Art Donaldson (Mike Faist) befindet sich als Tennisprofi – mehrfacher Grand-Slam-Gewinner und einer der fünf besten Tennisspieler weltweit – in einer mentalen Tiefphase. Anstatt zu gewinnen, verliert er. Seine Frau und Managerin Tashi (Zendaya) schickt ihn deshalb zu einem kleinen Turnier an einer Provinzuniversität. Seine Gegner sind Anfänger, die er leicht besiegen kann. Danach sollte er mental wieder fit für die nächsten richtigen Turniere sein.
Dieser Plan kollidiert mit der Wirklichkeit, als Patrick Zweig (Josh O’Connor) auftaucht. Auch er ist ein Tennisprofi. Er zehrt von früheren Erfolgen und ist in einer finanziellen Tiefphase. Mit seiner Kreditkarte kann er noch nicht einmal ein billiges Hotelzimmer bezahlen. Das Preisgeld würde sein Bankkonto aufbessern.

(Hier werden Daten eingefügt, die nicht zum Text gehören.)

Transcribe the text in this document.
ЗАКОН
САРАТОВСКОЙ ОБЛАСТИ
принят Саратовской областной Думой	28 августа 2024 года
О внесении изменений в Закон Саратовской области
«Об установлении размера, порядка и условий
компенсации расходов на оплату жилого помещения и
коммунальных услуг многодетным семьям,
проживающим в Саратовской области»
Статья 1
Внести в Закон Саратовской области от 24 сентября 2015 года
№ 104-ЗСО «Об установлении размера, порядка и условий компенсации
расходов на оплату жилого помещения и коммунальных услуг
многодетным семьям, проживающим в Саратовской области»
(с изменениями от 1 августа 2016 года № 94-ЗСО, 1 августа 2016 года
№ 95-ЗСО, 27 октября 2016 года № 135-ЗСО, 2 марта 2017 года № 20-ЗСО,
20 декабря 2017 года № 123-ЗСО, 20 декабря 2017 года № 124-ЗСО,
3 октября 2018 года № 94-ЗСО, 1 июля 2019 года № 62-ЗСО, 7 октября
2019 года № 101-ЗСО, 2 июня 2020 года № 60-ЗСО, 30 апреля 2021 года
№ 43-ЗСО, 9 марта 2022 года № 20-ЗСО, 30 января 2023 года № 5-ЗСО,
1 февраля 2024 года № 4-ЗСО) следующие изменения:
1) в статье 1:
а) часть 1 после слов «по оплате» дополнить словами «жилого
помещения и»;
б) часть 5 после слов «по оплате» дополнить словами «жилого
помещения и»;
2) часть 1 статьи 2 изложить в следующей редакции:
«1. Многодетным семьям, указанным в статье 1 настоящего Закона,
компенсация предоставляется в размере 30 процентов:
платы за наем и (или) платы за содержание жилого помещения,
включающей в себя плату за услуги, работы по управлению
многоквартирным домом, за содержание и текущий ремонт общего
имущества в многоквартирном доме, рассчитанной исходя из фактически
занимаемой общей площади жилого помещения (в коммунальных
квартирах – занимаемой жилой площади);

Es ist klar, dass diese beiden Profis, wenn nichts unvorhergesehenes passiert, im Finale gegeneinander antreten werden. Aber es kommt noch schlimmer. Denn Art, Patrick und Tashi kennen sich von früher.
Vor dreizehn Jahren waren die Jugendfreunde Art und Patrick sehr gut miteinander befreundet. Auf der Tennisschule teilen die Schüler ein Zimmer. Auf dem Tennisplatz sind sie ein Team. Das im Profisport übliche und vor allem im Tennis alles dominierende Konkurrenzdenken und der unbedinge Wille zum Gewinnen ist ihnen, wenn sie gegeneinander spielen, fremd. Sogar während des Trainings treten sie äußerst ungern gegeneinander an.

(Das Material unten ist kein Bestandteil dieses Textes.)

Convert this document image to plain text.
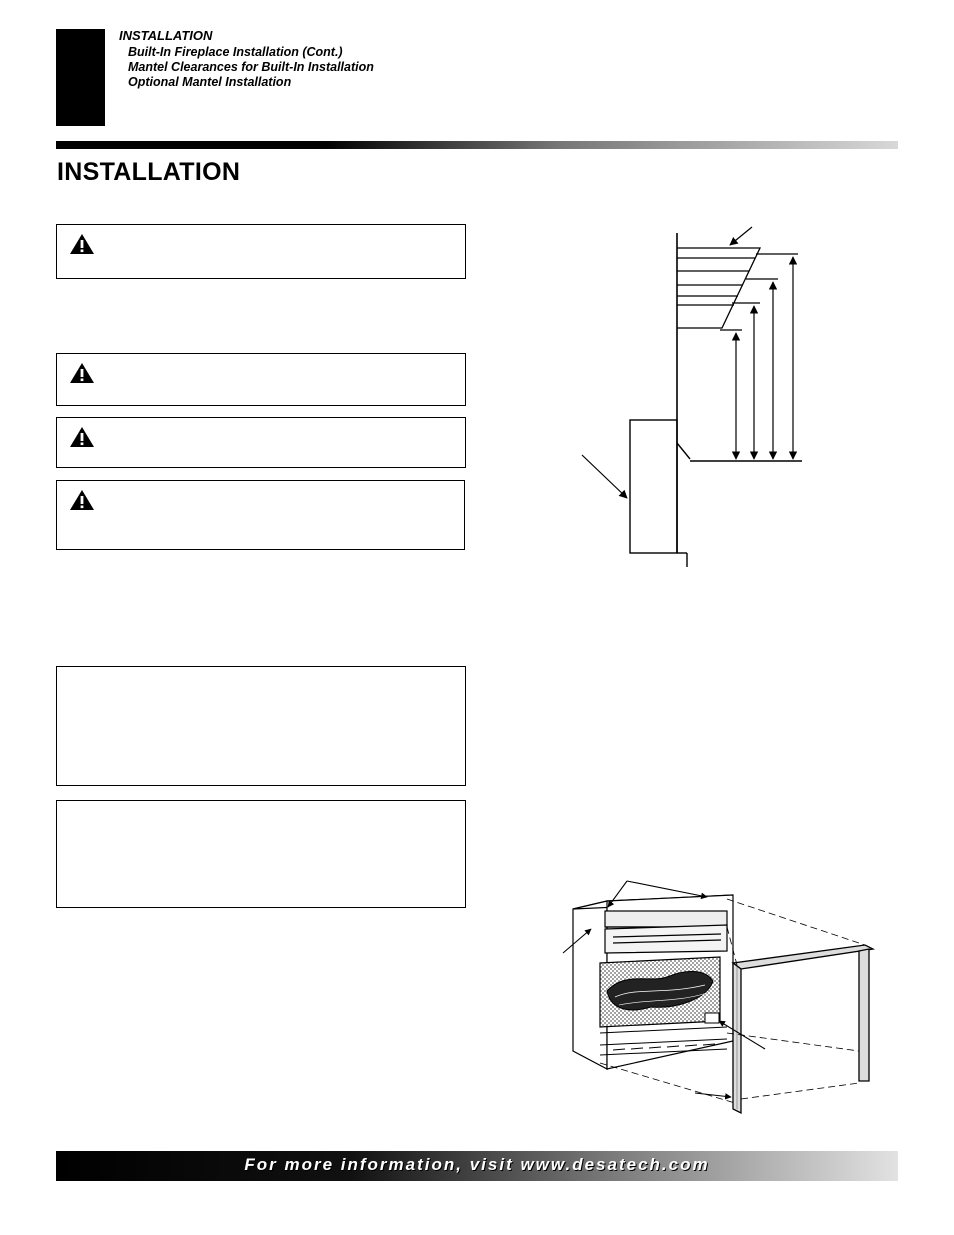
INSTALLATION
Built-In Fireplace Installation (Cont.)
Mantel Clearances for Built-In Installation
Optional Mantel Installation
INSTALLATION
For more information, visit www.desatech.com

Während eines Turniers lernen die beiden Achtzehnjährigen die gleichaltrige Tashi Duncan kennen. Sie ist ein raketengleich aufsteigendes Talent, in das sie sich bei ihrer ersten Begegnung sofort verlieben. Als sie eines ihrer Spiele besuchen, haben sie nur noch Augen für Tashi. Luca Guadagnino zeigt das wunderschön ökonomisch und überdeutlich: anstatt das Spiel und damit, wie die anderen Zuschauer, die Bewegungen des Tennisballs zu verfolgen, starren Art und Patrick mit offenen Mündern nur auf Tashi. Kurz darauf sprechen sie sie, in dem sicheren Bewusstsein, von ihr eine Abfuhr zu erhalten, an. Sie nimmt die Einladung an, verdreht den beiden verliebten Jungs hoffnungslos den Kopf und manipuliert sie.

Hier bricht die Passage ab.